Peña sabe perfectamente que el sindicalismo mexicano es hoy en día un remedo de una legítima aspiración de mejora obrera. Es una caricatura de lo que debe ser un grupo gremial que defiende los intereses de los trabajadores; reducto de la expresión corporativa y clientelar del antiguo régimen, y sin embargo, salió “en alcance de su autonomía” a defenderlos como ínsulas de impunidad, antidemocracia y corrupción. Si algo busca esa parte de la reforma laboral es que los líderes rindan cuenta periódica de los recursos que manejan los sindicatos a sus agremiados. Pero la transparencia de Peña Nieto, no llega hasta allá.
El otro signo desalentador – o clarificador según se quiera – es la visión con la que ha planteado la reforma para la autonomía constitucional del IFAI: mientras no salga de su esfera directa la designación de los comisionados que integran el pleno. Ya ni siquiera bajo la fórmula que los senadores del PRI habían planteado en este mismo sentido en la legislatura pasada, haciendo pasar esos nombramientos por la ratificación de las dos terceras partes del Senado. Peña Nieto busca aumentar de cinco a siete los comisionados y nombrar a seis de ellos durante el tiempo de su administración. La intervención que concede al Congreso es mediante la figura de la no objeción por mayoría de los miembros del Senado de la República, la peor figura por cierto, toda vez que si el Senado la objeta, el Ejecutivo enviara una nueva propuesta, la cual si es objetada nuevamente, el Presidente nombrara directamente a otra persona. Este procedimiento no es acorde con los principios federales, ya que si se pretende que el IFAI tenga facultades para conocer como última instancia las decisiones de autoridades locales, la forma de elegir a los consejeros no debe ser con la participación directa y casi exclusiva del Presidente en turno, además de que el Presidente podría nombrar a un incondicional debilitando la autonomía del IFAI.
Mi mayor preocupación está en el recurso de revisión que la iniciativa de Peña plantea para recurrir ante la SCJN resoluciones del IFAI que ordenen el acceso a la información y ésta pueda poner en riesgo la seguridad nacional. Esta pretensión va a contrapelo de los esfuerzos por dotar de plena definitividad, en el ámbito de la administración pública federal, a las decisiones del órgano garante de la información pública. Diría que es regresiva, en torno de los avances por volver inatacables las resoluciones del IFAI. Queda a salvo, en el caso de los particulares, el derecho de amparo.

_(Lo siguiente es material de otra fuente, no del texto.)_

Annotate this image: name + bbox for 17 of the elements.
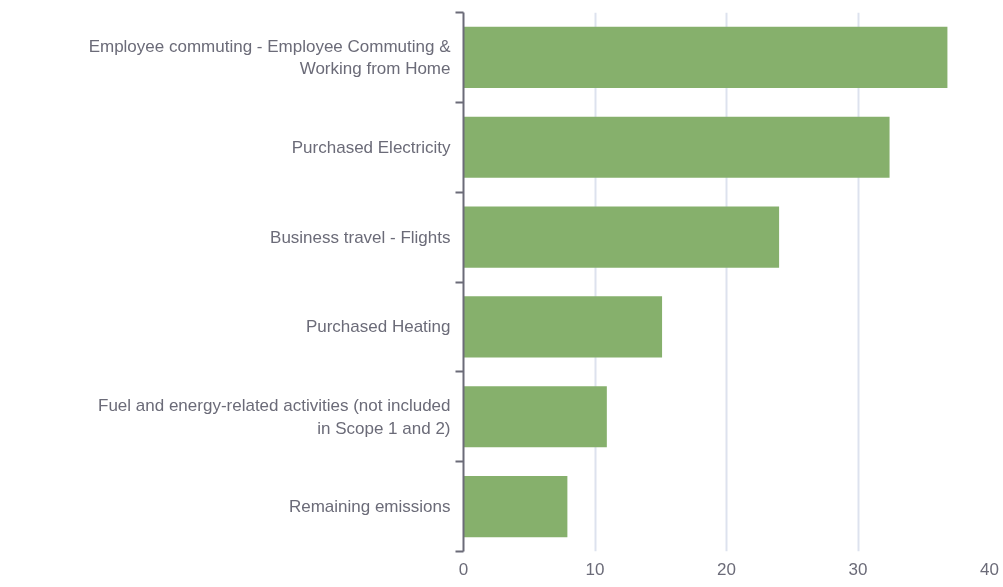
- bar: [463, 116, 890, 178]
- bar: [463, 386, 607, 448]
- y-tick-label: Fuel and energy-related activities (not included in Scope 1 and 2): [98, 395, 451, 438]
- y-tick-label: Purchased Electricity: [291, 137, 451, 157]
- x-tick-label: 10: [585, 559, 605, 579]
- x-tick-label: 30: [848, 559, 868, 579]
- bar: [463, 296, 663, 358]
- bar: [463, 206, 780, 268]
- y-tick-label: Remaining emissions: [288, 497, 451, 517]
- y-tick-label: Employee commuting - Employee Commuting & Working from Home: [88, 36, 452, 79]
- x-tick-label: 0: [458, 559, 469, 579]
- bar: [463, 476, 568, 538]
- y-tick-label: Business travel - Flights: [270, 227, 451, 247]
- x-tick-label: 40: [980, 559, 999, 579]
- y-tick-label: Purchased Heating: [305, 317, 451, 337]
- x-tick-label: 20: [717, 559, 736, 579]
- bar: [463, 26, 948, 88]
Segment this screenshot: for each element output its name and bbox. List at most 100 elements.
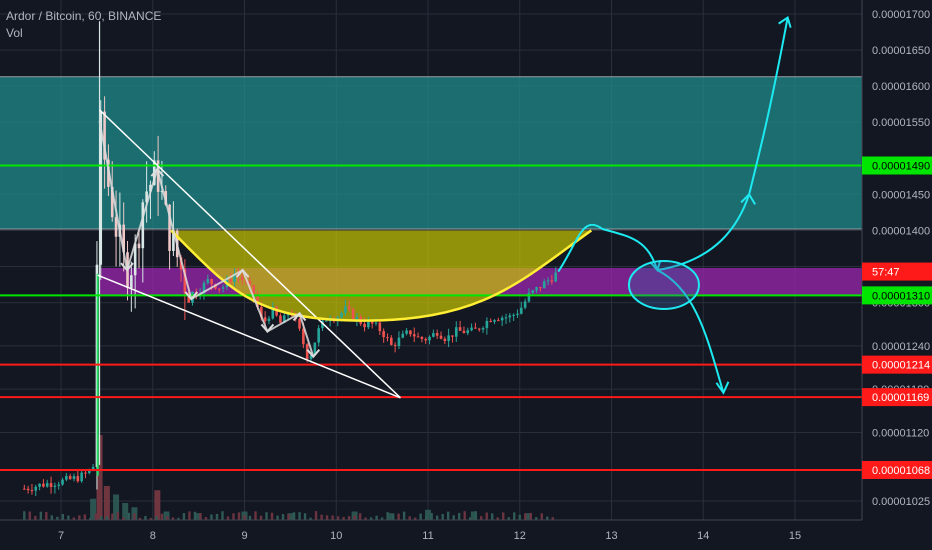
candle-body xyxy=(72,476,76,479)
volume-bar-small xyxy=(342,516,345,520)
volume-bar-small xyxy=(452,515,455,520)
candle-body xyxy=(252,285,255,296)
volume-bar-small xyxy=(122,517,125,520)
volume-bar-small xyxy=(446,511,450,520)
volume-bar-small xyxy=(485,512,488,520)
candle-body xyxy=(420,337,424,339)
candle-body xyxy=(477,328,481,330)
candle-body xyxy=(363,323,366,328)
volume-bar-small xyxy=(513,512,516,520)
volume-bar-small xyxy=(287,514,290,520)
drawings-layer xyxy=(97,16,792,399)
time-axis-background xyxy=(0,520,932,550)
candle-body xyxy=(91,467,95,470)
candle-body xyxy=(535,287,538,291)
price-axis-background xyxy=(862,0,932,520)
candle-body xyxy=(38,483,41,487)
volume-bar-small xyxy=(546,516,549,520)
candle-body xyxy=(489,320,492,322)
candle-body xyxy=(504,317,508,319)
price-tick-label: 0.00001600 xyxy=(872,81,930,93)
candle-body xyxy=(397,337,401,346)
candle-body xyxy=(412,334,416,337)
level-price-tag xyxy=(862,388,932,407)
candle-body xyxy=(61,479,64,485)
candle-body xyxy=(321,320,324,329)
candle-body xyxy=(493,320,496,322)
candle-body xyxy=(531,290,535,293)
price-tick-label: 0.00001400 xyxy=(872,225,930,237)
volume-bar-small xyxy=(116,512,120,520)
volume-bar-small xyxy=(358,513,362,520)
price-tick-label: 0.00001650 xyxy=(872,45,930,57)
candle-body xyxy=(298,318,301,329)
zigzag-arrowhead xyxy=(235,268,250,278)
volume-bar-small xyxy=(204,517,208,520)
candle-body xyxy=(347,306,351,309)
volume-bar-small xyxy=(243,515,246,520)
volume-bar-small xyxy=(188,511,191,520)
volume-bar-small xyxy=(67,515,70,520)
time-axis[interactable]: 7 8 9 10 11 12 13 14 15 xyxy=(0,519,932,550)
candle-body xyxy=(447,335,450,342)
volume-bar-small xyxy=(155,516,158,520)
candle-body xyxy=(370,321,374,324)
candle-body xyxy=(550,280,554,282)
volume-bar-small xyxy=(524,513,527,520)
candle-body xyxy=(527,292,531,302)
price-axis[interactable]: 0.00001700 0.00001650 0.00001600 0.00001550… xyxy=(861,0,932,520)
candle-body xyxy=(497,320,500,322)
volume-bar-small xyxy=(391,515,395,520)
volume-bar xyxy=(163,511,170,520)
candle-body xyxy=(554,272,557,282)
forecast-down-arrowhead xyxy=(715,381,730,395)
volume-bar-small xyxy=(133,513,136,520)
volume-bar-small xyxy=(160,513,164,520)
volume-bar-small xyxy=(254,511,257,520)
volume-bar-small xyxy=(199,513,202,520)
volume-label[interactable]: Vol xyxy=(6,26,23,40)
volume-bar-small xyxy=(529,512,532,520)
volume-bar-small xyxy=(551,517,554,520)
volume-bar-small xyxy=(276,515,279,520)
volume-bar-small xyxy=(397,513,400,520)
candle-body xyxy=(539,287,542,289)
volume-bar-small xyxy=(424,516,428,520)
zigzag-arrows xyxy=(98,120,315,358)
symbol-title[interactable]: Ardor / Bitcoin, 60, BINANCE xyxy=(6,9,162,23)
candle-body xyxy=(263,317,267,322)
price-tick-label: 0.00001700 xyxy=(872,9,930,21)
volume-bar-small xyxy=(56,516,59,520)
volume-bar xyxy=(113,494,120,520)
candle-body xyxy=(481,328,485,330)
time-tick-label: 7 xyxy=(58,530,64,542)
time-tick-label: 9 xyxy=(241,530,247,542)
candle-body xyxy=(374,322,378,324)
volume-bar-small xyxy=(303,513,307,520)
volume-bar-small xyxy=(149,517,153,520)
candle-body xyxy=(187,292,190,303)
candle-body xyxy=(30,490,34,492)
forecast-up-arrowhead-top xyxy=(778,16,792,28)
candle-body xyxy=(516,313,519,315)
volume-bar-small xyxy=(320,514,323,520)
wedge-upper-line xyxy=(99,109,401,399)
candle-body xyxy=(458,327,462,331)
level-price-label: 0.00001490 xyxy=(872,161,930,173)
volume-bar-small xyxy=(248,515,252,520)
volume-bar-small xyxy=(375,515,378,520)
candle-body xyxy=(546,280,550,282)
volume-bar-small xyxy=(50,515,54,520)
candle-body xyxy=(210,279,213,285)
volume-bar-small xyxy=(298,512,301,520)
volume-bar-small xyxy=(413,517,417,520)
candle-body xyxy=(145,191,148,203)
volume-bar-small xyxy=(78,515,81,520)
volume-bar-small xyxy=(215,513,219,520)
level-price-tag xyxy=(862,286,932,305)
candle-body xyxy=(172,230,175,251)
volume-bar-small xyxy=(182,513,186,520)
volume-bar xyxy=(525,513,532,520)
candle-body xyxy=(110,186,114,218)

Abrir la ventana de la “seguridad nacional” es permitir que todo pueda entrar o salir, y por ahí se vacíe la eficacia de una de las mayores conquistas ciudadanas. La ley de la materia ofrece un largo catalogo de riesgos y amenazas a la seguridad nacional – ya no hablemos de las pretensiones aún no contenidas de ampliarlo casi hasta la suposición -, que se convertirían en diques y multiplicarían sin fin los pretextos para volver a bajar la cortina de la transparencia. La cuidada ambigüedad con la que el legislador redactó los conceptos de riesgos y amenazas, demeritarían la autonomía que la iniciativa dice perseguir.